東京オリンピックに伴う建設需要等に対応するため、「技能実習生」を活用する方向で政府が検討に入ったという報道がありました。技能実習生については、何度かこのブログでも書きましたが、制度自体はこういう感じ です。


 これ、とても矛盾があるのです。上記のリンクの表現を使いながら、もう一度書いてみると「東京オリンピックに伴う建設需要等に対応するため、(途上国の)技能実習生へ技能等の移転を図り、その国の経済発展を担う人材育成を行います。」と言っているのです。全く意味が通じません。

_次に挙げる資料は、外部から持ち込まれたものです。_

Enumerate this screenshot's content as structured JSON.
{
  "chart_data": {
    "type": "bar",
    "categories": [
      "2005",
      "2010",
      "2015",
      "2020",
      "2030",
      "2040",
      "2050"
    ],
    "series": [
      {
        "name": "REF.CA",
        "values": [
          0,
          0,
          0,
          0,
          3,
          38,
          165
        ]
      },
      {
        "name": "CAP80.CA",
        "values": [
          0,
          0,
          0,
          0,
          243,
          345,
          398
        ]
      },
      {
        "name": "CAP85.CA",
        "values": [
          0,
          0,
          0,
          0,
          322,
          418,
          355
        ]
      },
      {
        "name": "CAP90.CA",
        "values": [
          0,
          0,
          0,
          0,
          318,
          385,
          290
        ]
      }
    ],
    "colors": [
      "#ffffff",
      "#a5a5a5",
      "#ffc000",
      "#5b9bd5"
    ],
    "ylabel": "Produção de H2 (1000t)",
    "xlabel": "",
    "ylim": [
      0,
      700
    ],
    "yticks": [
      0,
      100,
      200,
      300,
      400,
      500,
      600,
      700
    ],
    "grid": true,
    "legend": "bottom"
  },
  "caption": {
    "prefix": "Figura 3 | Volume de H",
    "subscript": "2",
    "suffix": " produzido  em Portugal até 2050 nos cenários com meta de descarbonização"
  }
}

 単刀直入に言えば、恐らく求めているのは単純労働者でしょう。そして、日本は単純労働者の受け入れをやりませんから、裏技として「技能実習生」という肩書でやっているだけです。いつまでこんな欺瞞に満ちた制度を維持しているのかと思います。


 この技能実習生制度は、以下の2タイプがあります。


(1) 企業単独型:本邦の企業等(実習実施機関)が海外の現地法人、合弁企業や取引先企業の職員を受け入れて技能実習を実施
(2) 団体監理型:商工会や中小企業団体等営利を目的としない団体(監理団体)が技能実習生を受け入れ、傘下の企業等(実習実施機関)で技能実習を実施


 私は(1)は良いと思うのです。正に技能実習生です。しかし、(2)については怪しいものがたくさんあります。やり方は比較的簡単でして、協同組合や中小企業団体を作ればいいのです。そして、その協同組合等が一旦受け入れるかたちを取れば技能実習生を受け入れることが出来ます。そういう団体の中には、「労働者コスト削減のためにうちの協同組合に入りませんか」と堂々と宣伝しているところもあります。そもそも、制度の本義は労働者コスト削減のはずもありませんが、それが黙認されているのが現状です(本当に技術の移転が主であれば、むしろコスト増要因のはずです。)。


 しかも、制度が複雑なため、それを仕切るJITCOという組織に賛助金を払ってコンサルをしてもらわないと、実質的には研修生を受け入れることが出来ないようになっています。


 その実は単純労働者的な雇用をしているところが非常に多いのです。ちょっと前に、広島のカキ打ち現場で研修生が社長を惨殺する事件がありました。知り合いの漁業関係者に聞いてみると、「本国(中国)に帰ってから、カキ打ちをすることは到底想定されない。」ということでした。私もそう思います。


 私は、この技能実習制度は(1)の企業単独型に限定して、それ以外の実質的な単純労働者については、現実を真正面から受け止めて「単純労働者の受け入れ」という制度に変えていくべきだと思います。それによって、現実が大きく何か変わるわけではないでしょうが、研修生という美辞麗句に糊塗された制度にはとても無理があります。2011年までは、(労働者ではない)研修生ということで労働法制すら適用されておらず、現代版蟹工船みたいな世界が問題になっていました。


 「単純労働者の受け入れ」という大きなステップを踏み出すことには勇気が要ります。しかし、人口減少社会ですし、人手が足らない分野が出てくるのであれば、そういう選択をすべき時に来ているのではないかと思います。